To that end, the department is about to roll out new educational materials to help the licensed architects and engineers who are required to file for permits. In addition, there is a new interactive map, developed by the City University of New York with the city and the federal Energy Department, that shows the estimated solar potential of each of the nearly one million buildings in the five boroughs.
But there are still challenges to creating your own sun-driven power generator, installers say. Not every building is suitable; the panels should be placed at a 30- to 40-degree angle facing south to maximize their power, said Mark Chandarpal of Go Solar Green NY in Hollis, Queens, who put in the Antonios’ panels. That is easier on a sloped roof like the Antonios’, but a flat roof would require a support structure, he said.
Some roofs are simply too small or shady to pay off. For example, a neighbor of the Antonios’ son wanted to install a system on his house in Carroll Gardens, Brooklyn, but could not because the city would not let him prune the tall trees shading his roof.
I would contemplate solar power on my own home, but shade trees would block much of the sun, and I already derive a benefit from those trees in the form of lower power needs during the summer.
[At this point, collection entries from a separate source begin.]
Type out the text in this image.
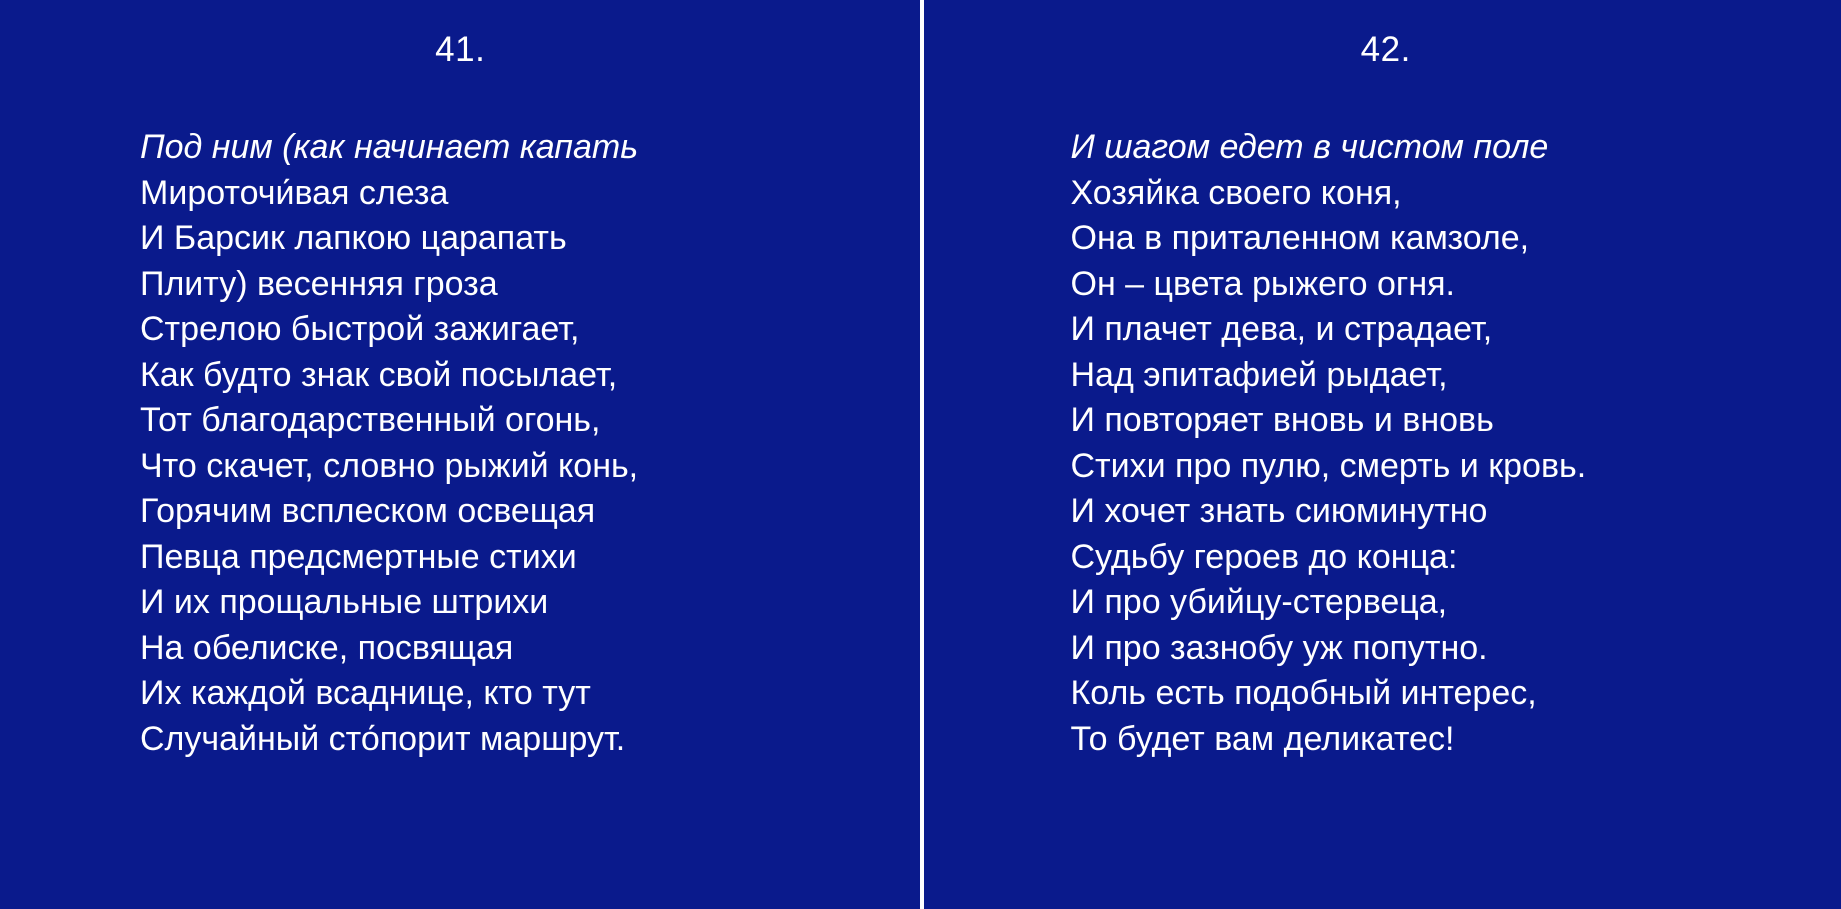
41.
Под ним (как начинает капать
Мироточи́вая слеза
И Барсик лапкою царапать
Плиту) весенняя гроза
Стрелою быстрой зажигает,
Как будто знак свой посылает,
Тот благодарственный огонь,
Что скачет, словно рыжий конь,
Горячим всплеском освещая
Певца предсмертные стихи
И их прощальные штрихи
На обелиске, посвящая
Их каждой всаднице, кто тут
Случайный сто́порит маршрут.
42.
И шагом едет в чистом поле
Хозяйка своего коня,
Она в приталенном камзоле,
Он – цвета рыжего огня.
И плачет дева, и страдает,
Над эпитафией рыдает,
И повторяет вновь и вновь
Стихи про пулю, смерть и кровь.
И хочет знать сиюминутно
Судьбу героев до конца:
И про убийцу-стервеца,
И про зазнобу уж попутно.
Коль есть подобный интерес,
То будет вам деликатес!
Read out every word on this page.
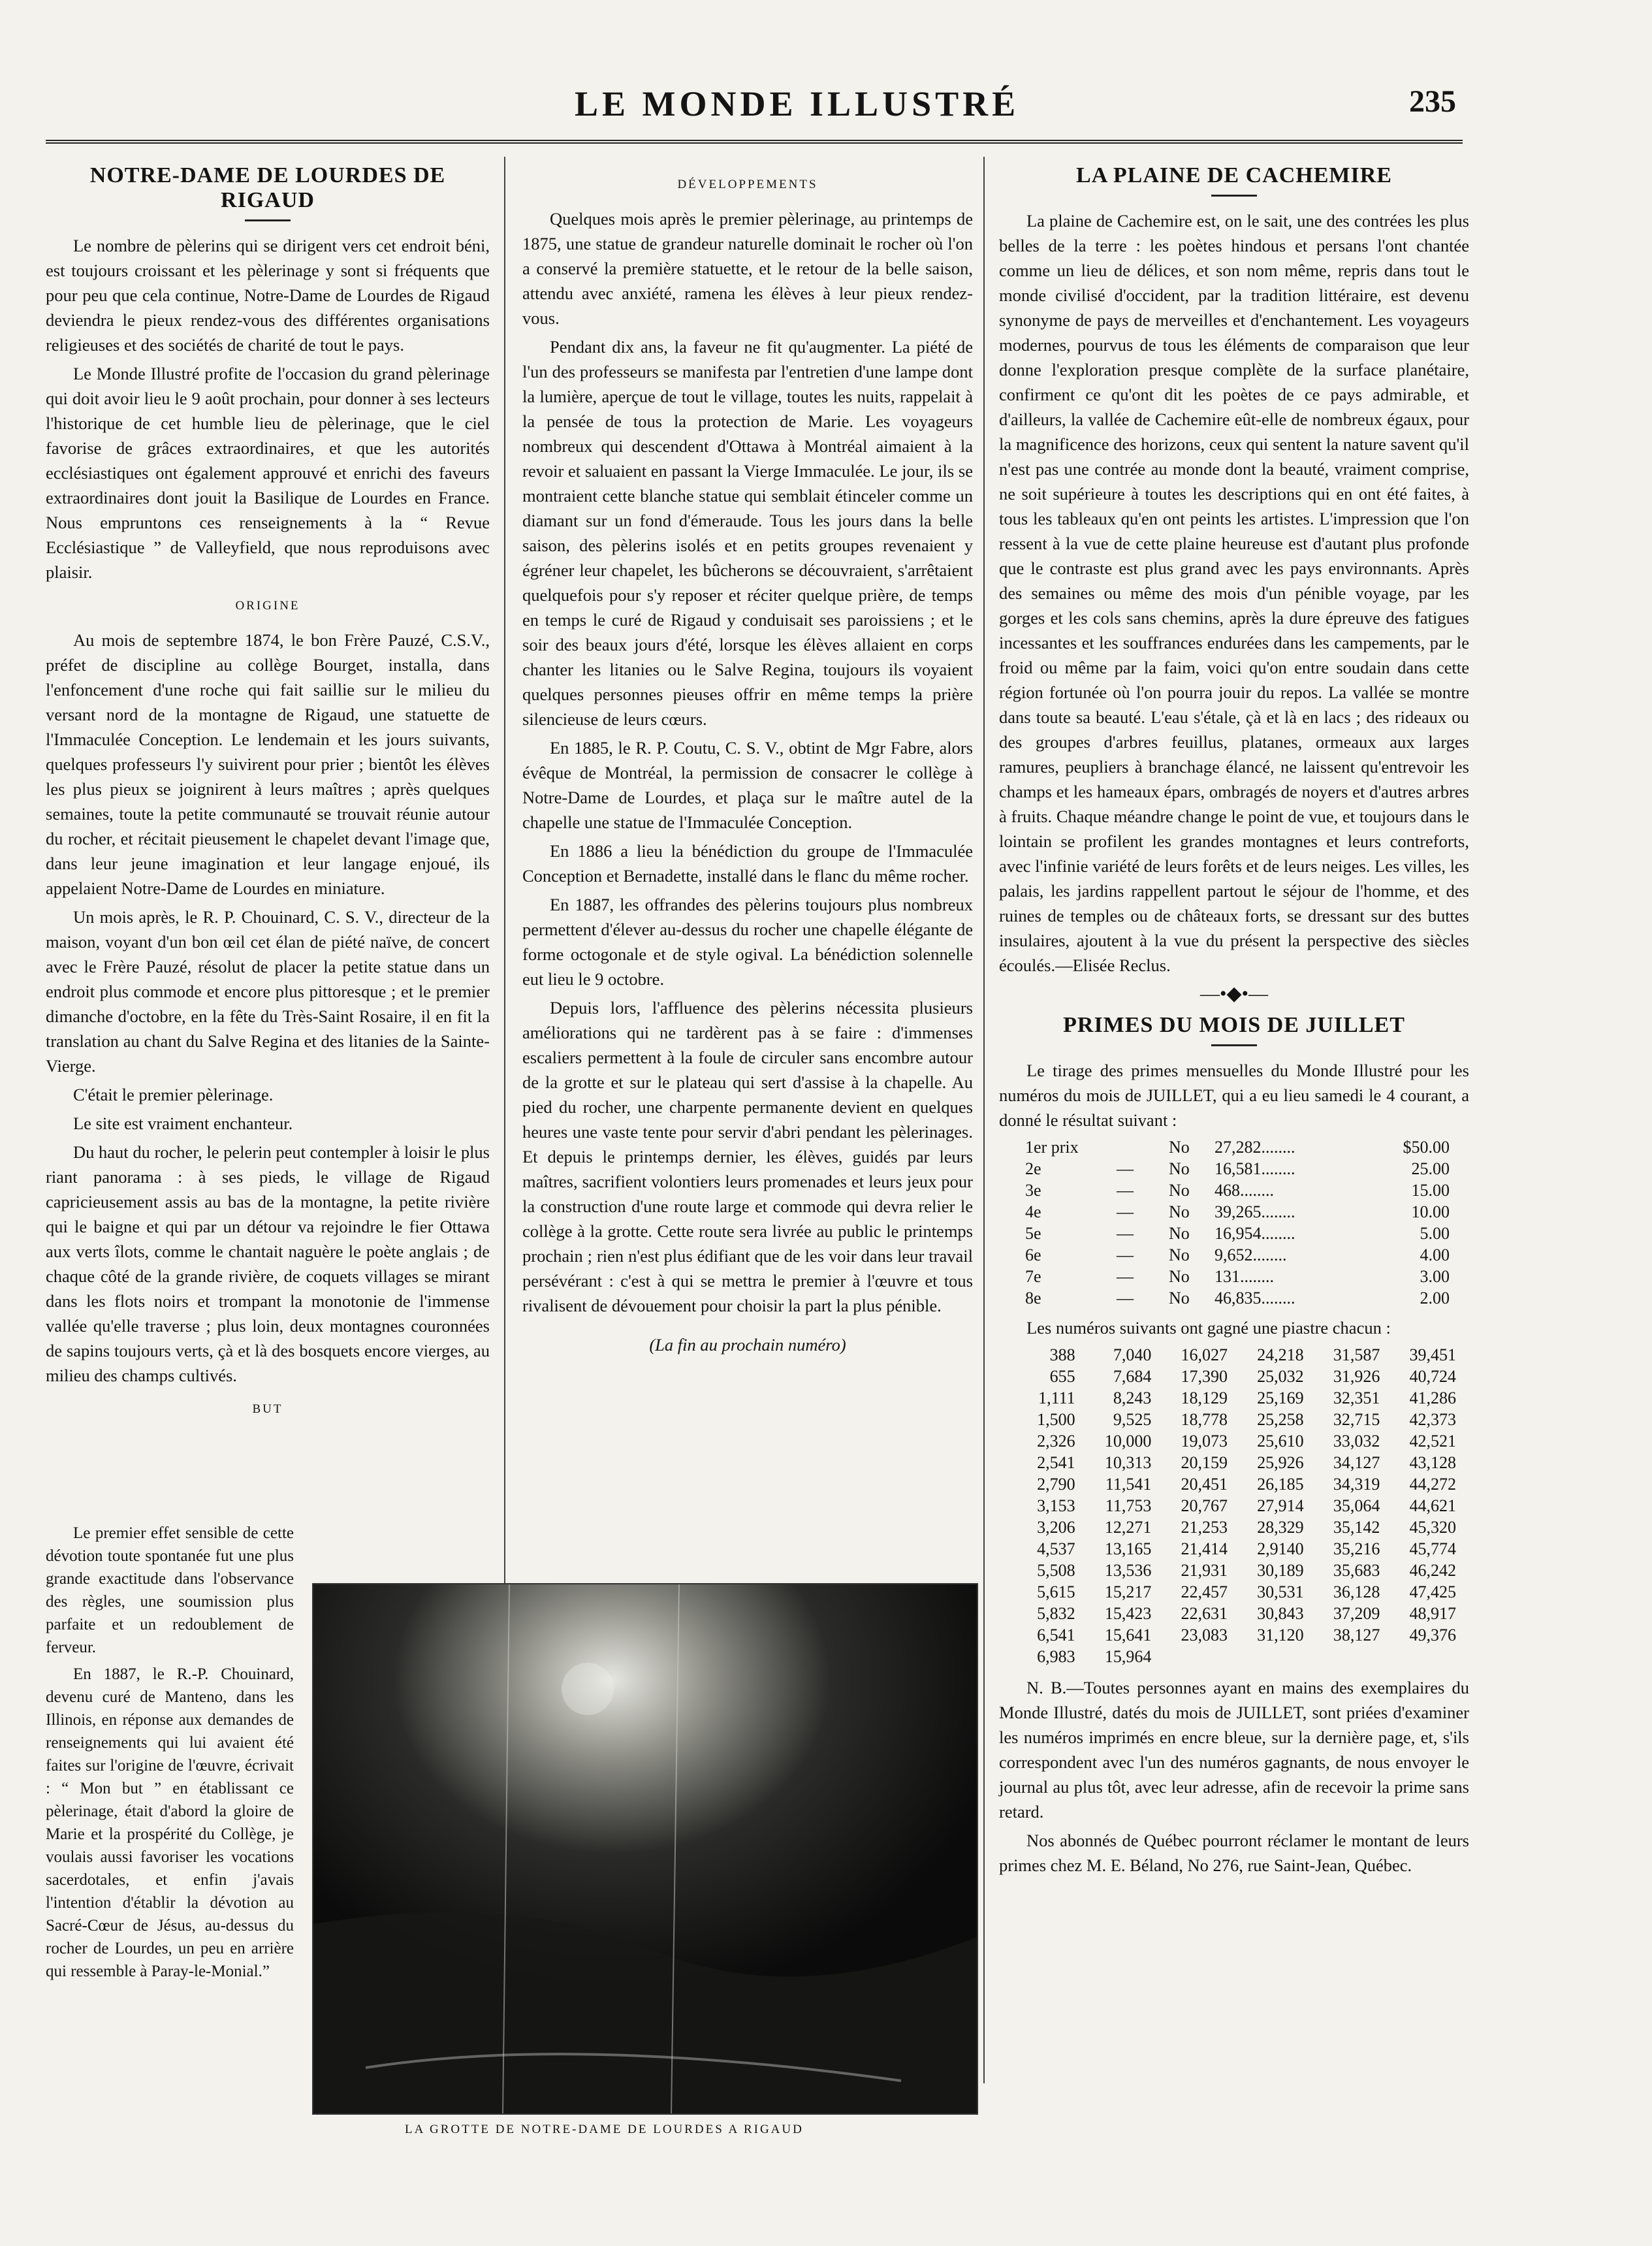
LE MONDE ILLUSTRÉ	235
NOTRE-DAME DE LOURDES DE RIGAUD

Le nombre de pèlerins qui se dirigent vers cet endroit béni, est toujours croissant et les pèlerinage y sont si fréquents que pour peu que cela continue, Notre-Dame de Lourdes de Rigaud deviendra le pieux rendez-vous des différentes organisations religieuses et des sociétés de charité de tout le pays.

Le Monde Illustré profite de l'occasion du grand pèlerinage qui doit avoir lieu le 9 août prochain, pour donner à ses lecteurs l'historique de cet humble lieu de pèlerinage, que le ciel favorise de grâces extraordinaires, et que les autorités ecclésiastiques ont également approuvé et enrichi des faveurs extraordinaires dont jouit la Basilique de Lourdes en France. Nous empruntons ces renseignements à la “ Revue Ecclésiastique ” de Valleyfield, que nous reproduisons avec plaisir.

ORIGINE

Au mois de septembre 1874, le bon Frère Pauzé, C.S.V., préfet de discipline au collège Bourget, installa, dans l'enfoncement d'une roche qui fait saillie sur le milieu du versant nord de la montagne de Rigaud, une statuette de l'Immaculée Conception. Le lendemain et les jours suivants, quelques professeurs l'y suivirent pour prier ; bientôt les élèves les plus pieux se joignirent à leurs maîtres ; après quelques semaines, toute la petite communauté se trouvait réunie autour du rocher, et récitait pieusement le chapelet devant l'image que, dans leur jeune imagination et leur langage enjoué, ils appelaient Notre-Dame de Lourdes en miniature.

Un mois après, le R. P. Chouinard, C. S. V., directeur de la maison, voyant d'un bon œil cet élan de piété naïve, de concert avec le Frère Pauzé, résolut de placer la petite statue dans un endroit plus commode et encore plus pittoresque ; et le premier dimanche d'octobre, en la fête du Très-Saint Rosaire, il en fit la translation au chant du Salve Regina et des litanies de la Sainte-Vierge.

C'était le premier pèlerinage.

Le site est vraiment enchanteur.

Du haut du rocher, le pelerin peut contempler à loisir le plus riant panorama : à ses pieds, le village de Rigaud capricieusement assis au bas de la montagne, la petite rivière qui le baigne et qui par un détour va rejoindre le fier Ottawa aux verts îlots, comme le chantait naguère le poète anglais ; de chaque côté de la grande rivière, de coquets villages se mirant dans les flots noirs et trompant la monotonie de l'immense vallée qu'elle traverse ; plus loin, deux montagnes couronnées de sapins toujours verts, çà et là des bosquets encore vierges, au milieu des champs cultivés.

BUT

Le premier effet sensible de cette dévotion toute spontanée fut une plus grande exactitude dans l'observance des règles, une soumission plus parfaite et un redoublement de ferveur.

En 1887, le R.-P. Chouinard, devenu curé de Manteno, dans les Illinois, en réponse aux demandes de renseignements qui lui avaient été faites sur l'origine de l'œuvre, écrivait : “ Mon but ” en établissant ce pèlerinage, était d'abord la gloire de Marie et la prospérité du Collège, je voulais aussi favoriser les vocations sacerdotales, et enfin j'avais l'intention d'établir la dévotion au Sacré-Cœur de Jésus, au-dessus du rocher de Lourdes, un peu en arrière qui ressemble à Paray-le-Monial.”

DÉVELOPPEMENTS

Quelques mois après le premier pèlerinage, au printemps de 1875, une statue de grandeur naturelle dominait le rocher où l'on a conservé la première statuette, et le retour de la belle saison, attendu avec anxiété, ramena les élèves à leur pieux rendez-vous.

Pendant dix ans, la faveur ne fit qu'augmenter. La piété de l'un des professeurs se manifesta par l'entretien d'une lampe dont la lumière, aperçue de tout le village, toutes les nuits, rappelait à la pensée de tous la protection de Marie. Les voyageurs nombreux qui descendent d'Ottawa à Montréal aimaient à la revoir et saluaient en passant la Vierge Immaculée. Le jour, ils se montraient cette blanche statue qui semblait étinceler comme un diamant sur un fond d'émeraude. Tous les jours dans la belle saison, des pèlerins isolés et en petits groupes revenaient y égréner leur chapelet, les bûcherons se découvraient, s'arrêtaient quelquefois pour s'y reposer et réciter quelque prière, de temps en temps le curé de Rigaud y conduisait ses paroissiens ; et le soir des beaux jours d'été, lorsque les élèves allaient en corps chanter les litanies ou le Salve Regina, toujours ils voyaient quelques personnes pieuses offrir en même temps la prière silencieuse de leurs cœurs.

En 1885, le R. P. Coutu, C. S. V., obtint de Mgr Fabre, alors évêque de Montréal, la permission de consacrer le collège à Notre-Dame de Lourdes, et plaça sur le maître autel de la chapelle une statue de l'Immaculée Conception.

En 1886 a lieu la bénédiction du groupe de l'Immaculée Conception et Bernadette, installé dans le flanc du même rocher.

En 1887, les offrandes des pèlerins toujours plus nombreux permettent d'élever au-dessus du rocher une chapelle élégante de forme octogonale et de style ogival. La bénédiction solennelle eut lieu le 9 octobre.

Depuis lors, l'affluence des pèlerins nécessita plusieurs améliorations qui ne tardèrent pas à se faire : d'immenses escaliers permettent à la foule de circuler sans encombre autour de la grotte et sur le plateau qui sert d'assise à la chapelle. Au pied du rocher, une charpente permanente devient en quelques heures une vaste tente pour servir d'abri pendant les pèlerinages. Et depuis le printemps dernier, les élèves, guidés par leurs maîtres, sacrifient volontiers leurs promenades et leurs jeux pour la construction d'une route large et commode qui devra relier le collège à la grotte. Cette route sera livrée au public le printemps prochain ; rien n'est plus édifiant que de les voir dans leur travail persévérant : c'est à qui se mettra le premier à l'œuvre et tous rivalisent de dévouement pour choisir la part la plus pénible.

(La fin au prochain numéro)

LA GROTTE DE NOTRE-DAME DE LOURDES A RIGAUD
LA PLAINE DE CACHEMIRE

La plaine de Cachemire est, on le sait, une des contrées les plus belles de la terre : les poètes hindous et persans l'ont chantée comme un lieu de délices, et son nom même, repris dans tout le monde civilisé d'occident, par la tradition littéraire, est devenu synonyme de pays de merveilles et d'enchantement. Les voyageurs modernes, pourvus de tous les éléments de comparaison que leur donne l'exploration presque complète de la surface planétaire, confirment ce qu'ont dit les poètes de ce pays admirable, et d'ailleurs, la vallée de Cachemire eût-elle de nombreux égaux, pour la magnificence des horizons, ceux qui sentent la nature savent qu'il n'est pas une contrée au monde dont la beauté, vraiment comprise, ne soit supérieure à toutes les descriptions qui en ont été faites, à tous les tableaux qu'en ont peints les artistes. L'impression que l'on ressent à la vue de cette plaine heureuse est d'autant plus profonde que le contraste est plus grand avec les pays environnants. Après des semaines ou même des mois d'un pénible voyage, par les gorges et les cols sans chemins, après la dure épreuve des fatigues incessantes et les souffrances endurées dans les campements, par le froid ou même par la faim, voici qu'on entre soudain dans cette région fortunée où l'on pourra jouir du repos. La vallée se montre dans toute sa beauté. L'eau s'étale, çà et là en lacs ; des rideaux ou des groupes d'arbres feuillus, platanes, ormeaux aux larges ramures, peupliers à branchage élancé, ne laissent qu'entrevoir les champs et les hameaux épars, ombragés de noyers et d'autres arbres à fruits. Chaque méandre change le point de vue, et toujours dans le lointain se profilent les grandes montagnes et leurs contreforts, avec l'infinie variété de leurs forêts et de leurs neiges. Les villes, les palais, les jardins rappellent partout le séjour de l'homme, et des ruines de temples ou de châteaux forts, se dressant sur des buttes insulaires, ajoutent à la vue du présent la perspective des siècles écoulés.—Elisée Reclus.

—•◆•—
PRIMES DU MOIS DE JUILLET

Le tirage des primes mensuelles du Monde Illustré pour les numéros du mois de JUILLET, qui a eu lieu samedi le 4 courant, a donné le résultat suivant :

1er prix	No	27,282........	$50.00
2e	—	No	16,581........	25.00
3e	—	No	468........	15.00
4e	—	No	39,265........	10.00
5e	—	No	16,954........	5.00
6e	—	No	9,652........	4.00
7e	—	No	131........	3.00
8e	—	No	46,835........	2.00

Les numéros suivants ont gagné une piastre chacun :

388	7,040	16,027	24,218	31,587	39,451
655	7,684	17,390	25,032	31,926	40,724
1,111	8,243	18,129	25,169	32,351	41,286
1,500	9,525	18,778	25,258	32,715	42,373
2,326	10,000	19,073	25,610	33,032	42,521
2,541	10,313	20,159	25,926	34,127	43,128
2,790	11,541	20,451	26,185	34,319	44,272
3,153	11,753	20,767	27,914	35,064	44,621
3,206	12,271	21,253	28,329	35,142	45,320
4,537	13,165	21,414	2,9140	35,216	45,774
5,508	13,536	21,931	30,189	35,683	46,242
5,615	15,217	22,457	30,531	36,128	47,425
5,832	15,423	22,631	30,843	37,209	48,917
6,541	15,641	23,083	31,120	38,127	49,376
6,983	15,964

N. B.—Toutes personnes ayant en mains des exemplaires du Monde Illustré, datés du mois de JUILLET, sont priées d'examiner les numéros imprimés en encre bleue, sur la dernière page, et, s'ils correspondent avec l'un des numéros gagnants, de nous envoyer le journal au plus tôt, avec leur adresse, afin de recevoir la prime sans retard.

Nos abonnés de Québec pourront réclamer le montant de leurs primes chez M. E. Béland, No 276, rue Saint-Jean, Québec.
Cutting them down to be able to generate more power isn't a winning argument.
I haven't seen Consolidated Edison push a solar power initiative along the lines of PSE&G's dispersed solar power generating plan, where solar panels were installed on tens of thousands of light poles and transmission poles throughout New Jersey to generate 40 up to megawatts of power. Con Ed is in a better position to do the kind of solar power installations than individuals or businesses, but there is a place for individual and business solar or wind power generation installations. Even state and local authorities like the MTA should be contemplating installations along their rights-of-way or structures to capture power that otherwise would go to waste. Co-locating power along those rights of way would improve reliability of power to mass transit that is a heavy user of electricity, reduce costs to the transit authorities, and provides locations that are often free of obstructions that would make power generation difficult.
Take a parking garage for example. Hackensack, New Jersey recently installed a major solar power array on the roof of one of its parking garages at the courthouse. The installation, done by Pfister of Paterson, will provide 10-15% of the Bergen county administrative building's power demands, and will hopefully save anywhere from $250,000 to $1 million over 15 years as comparing the PSE&G power rate to the reduced rate charged by Pfister. The County didn't have to pay for the project, which means that Pfister was able to acquire the space to build the solar array for no cost in return for the reduced costs to the county.
That's space that would have gone to waste but is a good site for solar power. The MTA has plenty of similar structures, including any number of bus and subway depots.